Der Idee des Schloß-Wiederaufbaus stehen auch Kultur- und Architekturvereine negativ gegenüber. Sie meinen, daß von einem Wiederaufbau ohnehin keine Rede sein könne, weil es nichts aufzubauen gäbe. Man könne höchstens von einem Neubau sprechen, aber das neue Schloß würde in dem vorhandenen Gebäudeensemble der Stadt nie die dominierende Rolle spielen, die es einst in Königsberg hatte.

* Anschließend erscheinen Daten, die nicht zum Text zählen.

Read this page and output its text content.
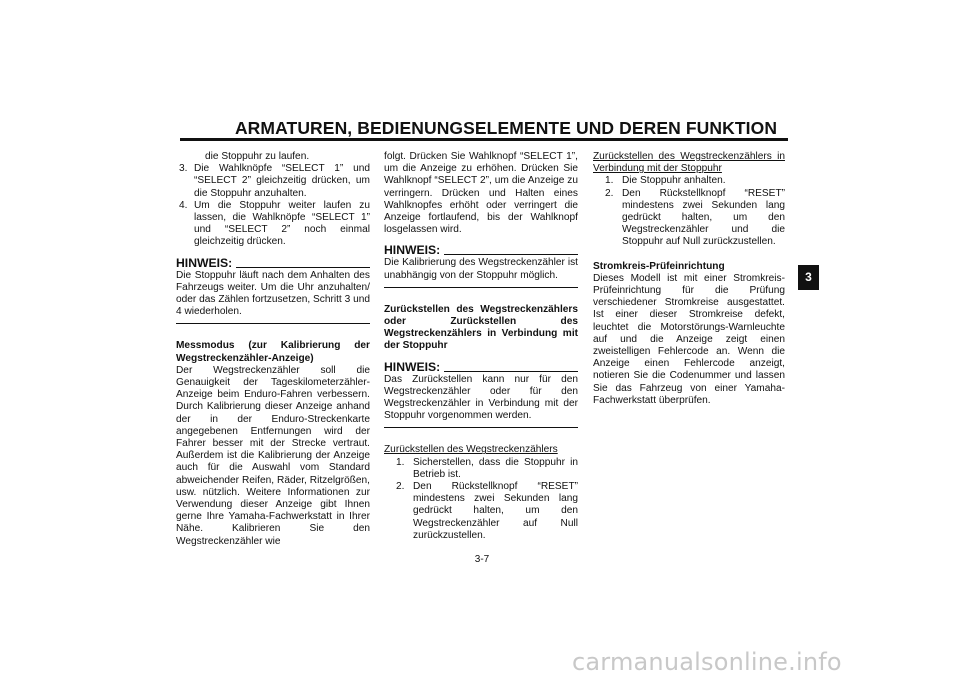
ARMATUREN, BEDIENUNGSELEMENTE UND DEREN FUNKTION
3
die Stoppuhr zu laufen.
3. Die Wahlknöpfe “SELECT 1” und “SELECT 2” gleichzeitig drücken, um die Stoppuhr anzuhalten.
4. Um die Stoppuhr weiter laufen zu lassen, die Wahlknöpfe “SELECT 1” und “SELECT 2” noch einmal gleichzeitig drücken.
HINWEIS:

Die Stoppuhr läuft nach dem Anhalten des Fahrzeugs weiter. Um die Uhr anzuhalten/ oder das Zählen fortzusetzen, Schritt 3 und 4 wiederholen.

Messmodus (zur Kalibrierung der Wegstreckenzähler-Anzeige)

Der Wegstreckenzähler soll die Genauigkeit der Tageskilometerzähler-Anzeige beim Enduro-Fahren verbessern. Durch Kalibrierung dieser Anzeige anhand der in der Enduro-Streckenkarte angegebenen Entfernungen wird der Fahrer besser mit der Strecke vertraut. Außerdem ist die Kalibrierung der Anzeige auch für die Auswahl vom Standard abweichender Reifen, Räder, Ritzelgrößen, usw. nützlich. Weitere Informationen zur Verwendung dieser Anzeige gibt Ihnen gerne Ihre Yamaha-Fachwerkstatt in Ihrer Nähe. Kalibrieren Sie den Wegstreckenzähler wie

folgt. Drücken Sie Wahlknopf “SELECT 1”, um die Anzeige zu erhöhen. Drücken Sie Wahlknopf “SELECT 2”, um die Anzeige zu verringern. Drücken und Halten eines Wahlknopfes erhöht oder verringert die Anzeige fortlaufend, bis der Wahlknopf losgelassen wird.

HINWEIS:

Die Kalibrierung des Wegstreckenzähler ist unabhängig von der Stoppuhr möglich.

Zurückstellen des Wegstreckenzählers oder Zurückstellen des Wegstreckenzählers in Verbindung mit der Stoppuhr

HINWEIS:

Das Zurückstellen kann nur für den Wegstreckenzähler oder für den Wegstreckenzähler in Verbindung mit der Stoppuhr vorgenommen werden.

Zurückstellen des Wegstreckenzählers
1. Sicherstellen, dass die Stoppuhr in Betrieb ist.
2. Den Rückstellknopf “RESET” mindestens zwei Sekunden lang gedrückt halten, um den Wegstreckenzähler auf Null zurückzustellen.
Zurückstellen des Wegstreckenzählers in Verbindung mit der Stoppuhr
1. Die Stoppuhr anhalten.
2. Den Rückstellknopf “RESET” mindestens zwei Sekunden lang gedrückt halten, um den Wegstreckenzähler und die Stoppuhr auf Null zurückzustellen.

Stromkreis-Prüfeinrichtung

Dieses Modell ist mit einer Stromkreis-Prüfeinrichtung für die Prüfung verschiedener Stromkreise ausgestattet. Ist einer dieser Stromkreise defekt, leuchtet die Motorstörungs-Warnleuchte auf und die Anzeige zeigt einen zweistelligen Fehlercode an. Wenn die Anzeige einen Fehlercode anzeigt, notieren Sie die Codenummer und lassen Sie das Fahrzeug von einer Yamaha-Fachwerkstatt überprüfen.

3-7
carmanualsonline.info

Die Architekten fragen sich, wie ein Schloß wohl aussehen würde, das von Gebäuden aus der Chruschtschow-Zeit umgeben ist. Viele glauben, daß es absurd aussehen müßte. Selbst wenn es gelingen sollte, die Geschäftspavillons mit der Bezeichnung „Staraja Baschnja“ zu entfernen, so würde sich sicher niemand mit den großen Handelskomplexen auseinandersetzen wollen. Darüber hinaus bleibt bei der allgegenwärtigen verdichteten Bebauung kaum noch Platz für den Wiederaufbau. Vergleicht man Königsberg mit Danzig, wo das gesamte Zentrum fast vollständig wiedererrichtet wurde und das nun viele Touristen aus aller Welt an zieht, die sich die einzigartige Schönheit der Hansestadt ansehen wollen, so muß man zugeben, daß so etwas wie in Danzig in Königsberg nicht mehr möglich ist. Deshalb erscheint die Frage eines Referendums über den Wiederaufbau des Königsberger Schlosses wie aus dem Nichts gegriffen. Aus der vielfachen Resonanz der Bürger wird deutlich, daß sie insgesamt zwar für die Restaurierungen und Wiederherstellung historischer Bausubstanz sind, aber nicht für die untergegangener, sondern für die noch erhaltener. Dennoch gibt es genauso viele Menschen, die nicht eindeutig Position beziehen. Wenn man sich die Probleme mit der Verkehrsüberlastung im Zentrum Königsbergs, den schlechten Zustand der Straßen, die Baufälligkeit vieler Wohnhäuser vor Augen führt und die Notwendigkeit einer zweiten Umgehungsstraße sowie vieles andere berücksichtigt, was die Königsberger beklagen, so scheint die Durchführung eines Referendums schon jetzt sehr zweifelhaft. Jurij Tschernyschew

Foto: Noch steht hier das „Haus der Räte“: Muß es bald dem Wiederaufbau des Stadtschlosses weichen?